Porley trabajaba como obrero desde hacía tres meses en el World Trade Center. Estaba en la Torre Sur. Sólo dos días antes del "11/S", había visitado el mirador junto a su esposa Leticia y su hija Abril, entonces de cinco años. El día antes a su "segundo nacimiento", festejó el cumpleaños de su mujer.

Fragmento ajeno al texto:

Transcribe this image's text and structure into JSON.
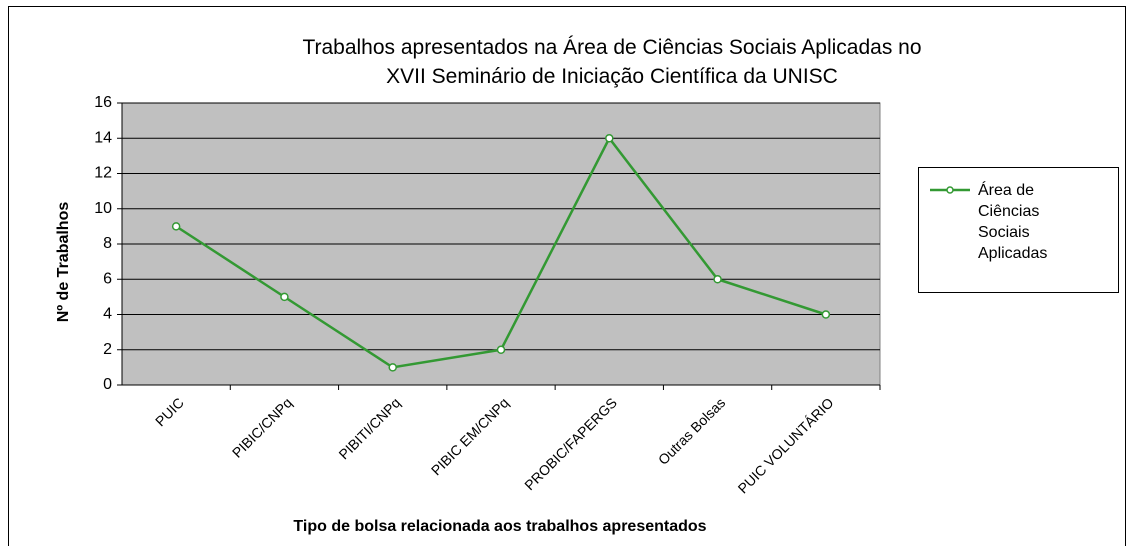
{
  "chart_data": {
    "type": "line",
    "title": "Trabalhos apresentados na Área de Ciências Sociais Aplicadas no\nXVII Seminário de Iniciação Científica da UNISC",
    "x_label": "Tipo de bolsa relacionada aos trabalhos apresentados",
    "y_label": "Nº de  Trabalhos",
    "categories": [
      "PUIC",
      "PIBIC/CNPq",
      "PIBITI/CNPq",
      "PIBIC EM/CNPq",
      "PROBIC/FAPERGS",
      "Outras Bolsas",
      "PUIC VOLUNTÁRIO"
    ],
    "series": [
      {
        "name": "Área de Ciências Sociais Aplicadas",
        "color": "#339933",
        "values": [
          9,
          5,
          1,
          2,
          14,
          6,
          4
        ]
      }
    ],
    "ylim": [
      0,
      16
    ],
    "yticks": [
      0,
      2,
      4,
      6,
      8,
      10,
      12,
      14,
      16
    ],
    "grid": true,
    "legend": "right"
  }
}
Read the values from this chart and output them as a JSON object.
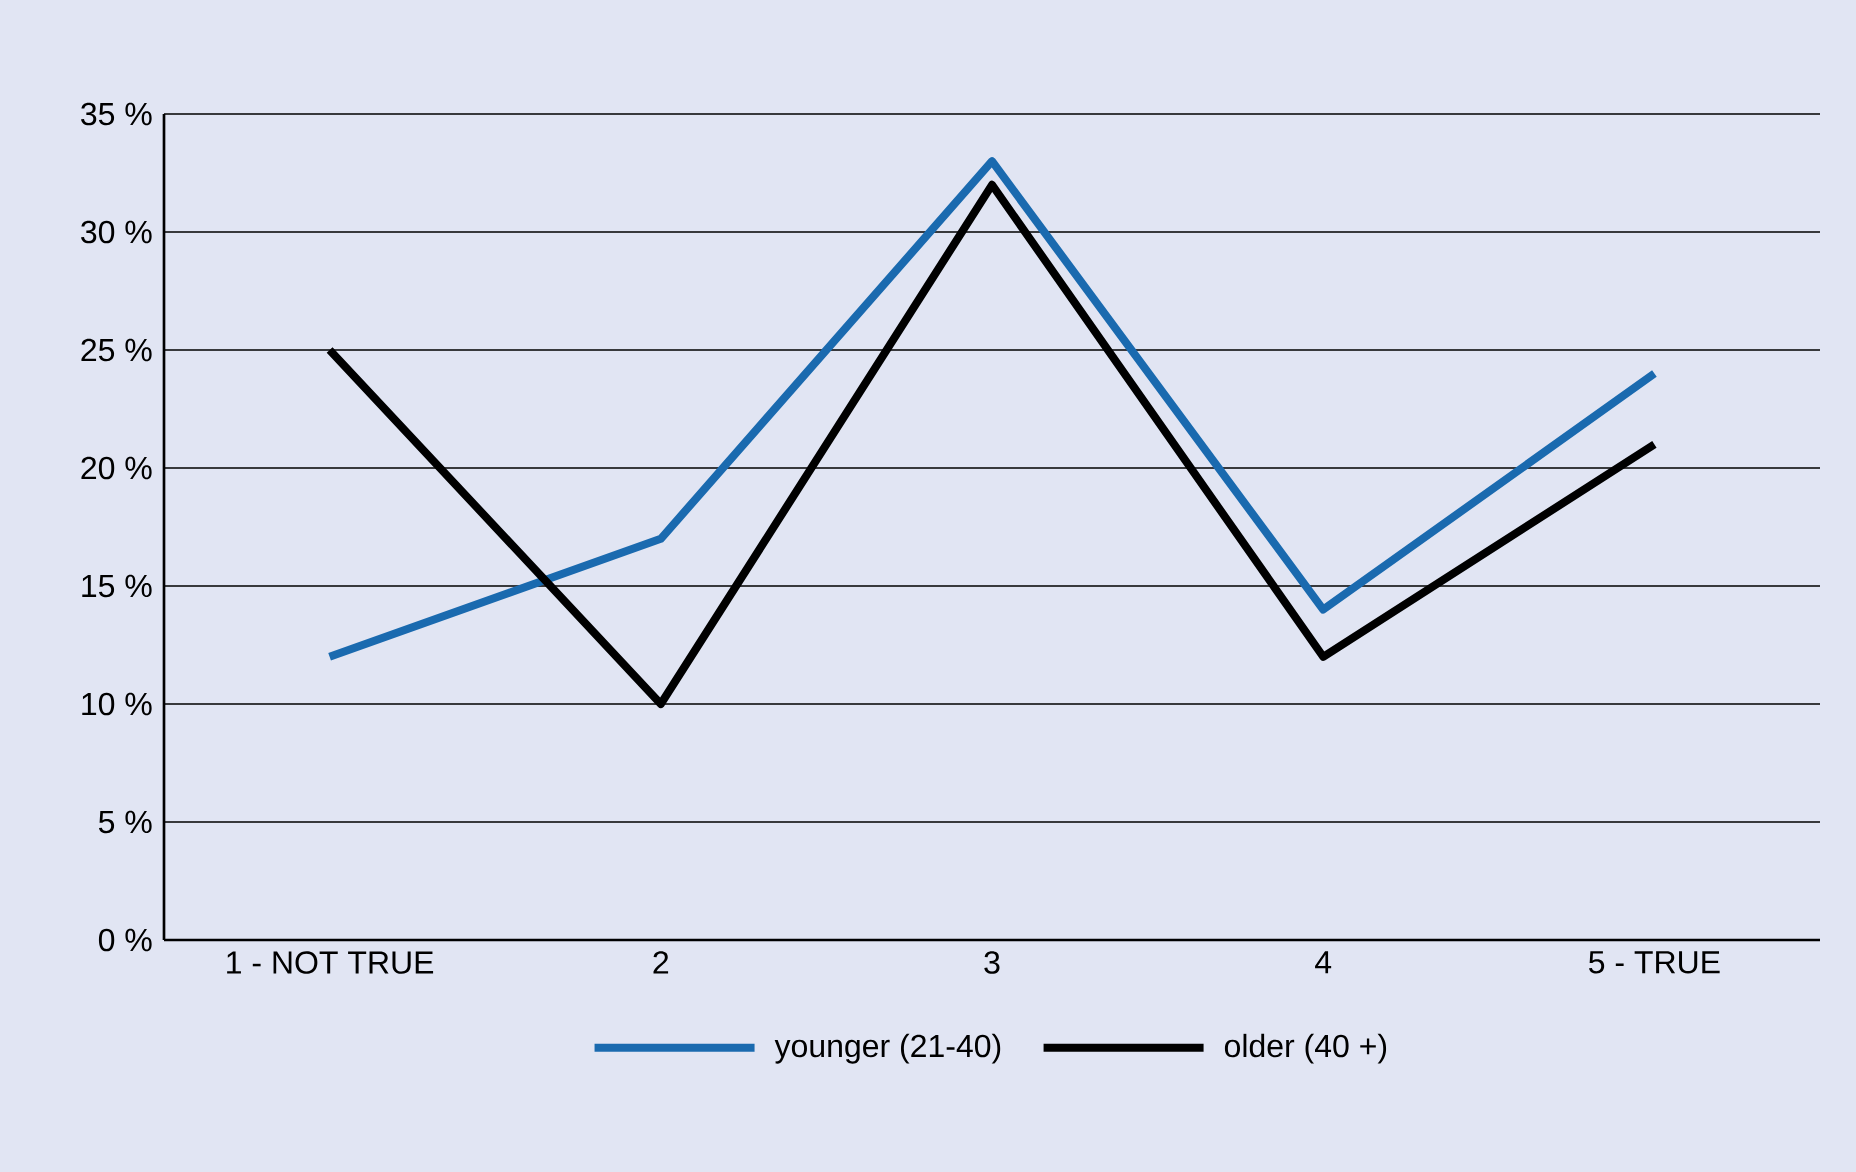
{
  "chart_data": {
    "type": "line",
    "categories": [
      "1 - NOT TRUE",
      "2",
      "3",
      "4",
      "5 - TRUE"
    ],
    "series": [
      {
        "name": "younger (21-40)",
        "color": "#1a6aaf",
        "values": [
          12,
          17,
          33,
          14,
          24
        ]
      },
      {
        "name": "older (40 +)",
        "color": "#000000",
        "values": [
          25,
          10,
          32,
          12,
          21
        ]
      }
    ],
    "ylim": [
      0,
      35
    ],
    "yticks": [
      {
        "value": 0,
        "label": "0 %"
      },
      {
        "value": 5,
        "label": "5 %"
      },
      {
        "value": 10,
        "label": "10 %"
      },
      {
        "value": 15,
        "label": "15 %"
      },
      {
        "value": 20,
        "label": "20 %"
      },
      {
        "value": 25,
        "label": "25 %"
      },
      {
        "value": 30,
        "label": "30 %"
      },
      {
        "value": 35,
        "label": "35 %"
      }
    ],
    "grid": "y",
    "legend": "bottom",
    "marker": "none",
    "line_style": "solid"
  }
}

Hace dos años y medio, Porley, junto a su familia, se mudó a Greenacres, en Florida, donde trabaja como pintor y constructor. El otro uruguayo que vivió para contarlo, Claudio Casavillani, su ex compañero de trabajo, sigue viviendo en Nueva Jersey. En todo este tiempo, no viajó a Uruguay.
- Usted estaba en la Torre Sur, ¿qué sintió cuando vio el impacto en la Norte?
- En realidad no se pudo ver nada, sólo había humo. Mucho humo. No supimos en sí lo que había pasado hasta que llegamos a tierra.
- ¿Cuánto demoró en llegar a tierra?
- Unos 35 minutos, todos por la escalera de emergencia. Cuando vimos el humo, mis compañeros y yo decidimos bajar por precaución, pero nadie nos avisó nada. Fue decisión nuestra.
- ¿Qué le pasaba por la mente en esos momentos?
- Muchas cosas, muchas. Al principio el descenso fue por precaución, pero cuando chocó el segundo avión, ya en la torre donde estaba, ya directamente fue miedo. Tembló todo, se movió todo. Le miré la cara a Claudio y le ví el espanto. Creo que yo estaría igual. Estábamos en el piso 47.
- ¿Cuándo supo que estaba a salvo?
- Recién cuando llegamos al subsuelo, donde funcionaba un mall. No lo podíamos creer, muchas veces trabajando veíamos pasar los helicópteros al lado nuestro y sabíamos la altura que tenían esas torres. En el subsuelo, la policía y los bomberos estaban acordonando el área y nos pudieron evacuar.
- ¿Y ahí se contactó con su familia?
- No podía. El tránsito estaba cortado y los teléfonos bloqueados. Caminé muchas cuadras, no recuerdo cuántas, hasta el Barrio Chino. Increíblemente me dejaron hacer una llamada sin pagar. Como no podía comunicarme con mi casa en Nueva Jersey, llamé a Uruguay a tranquilizar a mi familia allá. Ellos fueron los que llamaron a mi mujer. Recién volví a mi casa a las cinco de la tarde.
- ¿Qué le contó ella, lo llegó a dar por muerto?
- No, al menos nunca me lo dijo. Es que ella en realidad no sabía ni en qué torre estaba.
- Y hoy, ¿qué pasa por su cabeza cuando piensa en un día como el de mañana?
- En parte, es como un nuevo cumpleaños. Hace poco fui con mi esposa a ver la película "World Trade Center" y, realmente, tenía escenas muy reales. Y yo había estado ahí.